Das Weg-Wort - Werktagsgedanken aus der Bahnhofkirche Zürich!
Weg-Wort vom4. Juni 2020
Unangenehm
Gestern ging ein kurzer Schauer nieder, der auf den Fenstern meiner Wohnung
viele kleine Tropfen hinterliess. In jedem dieser winzigen Gebilde spiegelte
sich auf dem Kopf stehend das gegenüberliegende Gebäude. Diese Beobachtung
gefiel mir so, dass ich sie fotografisch festhielt. Dabei kam mir vom
deutschen Schriftsteller, Schauspieler und Komiker Karl Valentin ein
Ausspruch in den Sinn, den ich besonders mag: Ich freue mich, wenn es
regnet. Denn wenn ich mich nicht freue, dann regnet es auch.
Der Satz führt mir immer wieder vor Augen, wie oft ich meine Stimmung von
äusseren Umständen abhängig mache, zum Beispiel eben vom nassen Wetter, das
mich manchmal betrübt, oder sogar verärgert, wenn ich noch etwas draussen zu
erledigen habe. Mir fällt auf, wie ich in solchen Momenten nur meine eigenen
Unannehmlichkeiten wahrnehme, und nicht das ganze Bild betrachte, etwa wie
die Natur und die Landwirte sich das lebenspendende Nass vom Himmel seit
längerem herbeigesehnt haben.
Es reizt mich, den Spruch von Karl Valentin sinngemäss auszuweiten. Dann
klingt er schon recht herausfordernd: Ich freue mich, wenn mir Unangenehmes
begegnet, denn wenn ich mich nicht freue, verschwindet das Unangenehme auch
nicht. Ist das nun eine Aufforderung, die rosarote Brille anzuziehen?
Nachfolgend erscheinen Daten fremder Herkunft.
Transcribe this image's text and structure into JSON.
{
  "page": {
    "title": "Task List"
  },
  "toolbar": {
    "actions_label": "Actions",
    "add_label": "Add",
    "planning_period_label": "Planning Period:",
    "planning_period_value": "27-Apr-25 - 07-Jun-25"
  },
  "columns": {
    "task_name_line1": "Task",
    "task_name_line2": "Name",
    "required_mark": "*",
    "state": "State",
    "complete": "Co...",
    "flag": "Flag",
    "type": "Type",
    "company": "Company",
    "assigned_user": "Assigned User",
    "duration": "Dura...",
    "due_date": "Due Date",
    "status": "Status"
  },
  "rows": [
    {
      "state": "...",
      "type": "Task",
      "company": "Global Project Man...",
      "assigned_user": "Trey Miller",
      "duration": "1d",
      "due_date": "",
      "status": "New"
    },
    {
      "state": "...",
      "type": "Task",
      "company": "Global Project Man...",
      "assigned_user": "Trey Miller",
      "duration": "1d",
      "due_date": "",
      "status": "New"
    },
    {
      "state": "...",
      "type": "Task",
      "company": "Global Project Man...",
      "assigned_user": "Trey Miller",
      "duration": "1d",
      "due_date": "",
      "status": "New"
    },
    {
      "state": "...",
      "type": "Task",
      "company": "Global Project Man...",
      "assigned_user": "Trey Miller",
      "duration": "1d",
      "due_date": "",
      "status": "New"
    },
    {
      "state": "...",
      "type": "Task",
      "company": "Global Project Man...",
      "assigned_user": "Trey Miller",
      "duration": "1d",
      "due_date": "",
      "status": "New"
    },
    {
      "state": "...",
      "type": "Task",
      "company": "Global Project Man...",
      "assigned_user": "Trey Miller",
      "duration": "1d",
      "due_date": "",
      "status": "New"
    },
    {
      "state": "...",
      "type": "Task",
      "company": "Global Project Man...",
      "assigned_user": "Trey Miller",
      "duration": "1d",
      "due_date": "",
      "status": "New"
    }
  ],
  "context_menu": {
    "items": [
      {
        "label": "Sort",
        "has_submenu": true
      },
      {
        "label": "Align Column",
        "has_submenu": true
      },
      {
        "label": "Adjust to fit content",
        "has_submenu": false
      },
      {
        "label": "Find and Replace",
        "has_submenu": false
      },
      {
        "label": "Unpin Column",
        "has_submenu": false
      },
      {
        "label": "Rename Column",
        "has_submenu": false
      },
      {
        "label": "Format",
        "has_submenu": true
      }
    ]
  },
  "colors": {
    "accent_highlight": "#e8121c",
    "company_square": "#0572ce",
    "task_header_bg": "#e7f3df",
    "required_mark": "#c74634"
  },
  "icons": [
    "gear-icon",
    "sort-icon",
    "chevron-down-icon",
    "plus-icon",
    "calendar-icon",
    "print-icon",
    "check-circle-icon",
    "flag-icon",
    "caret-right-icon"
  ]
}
Oder
nach dem Motto Augen zu und durch das Leben zu bewältigen? Das würde, so
glaube ich, auf Dauer nicht funktionieren. Im Gegenteil erscheint mir in
diesem Satz die Aufforderung, mich dem Unangenehmen zuzuwenden statt mich
dagegen zu sträuben. Vielleicht erkenne ich das grössere Bild, das mir einen
Sinn vermittelt. Oder es lässt mich Details entdecken, die mich staunen
lassen, wie die kleinen Regentropfen auf der Fensterscheibe.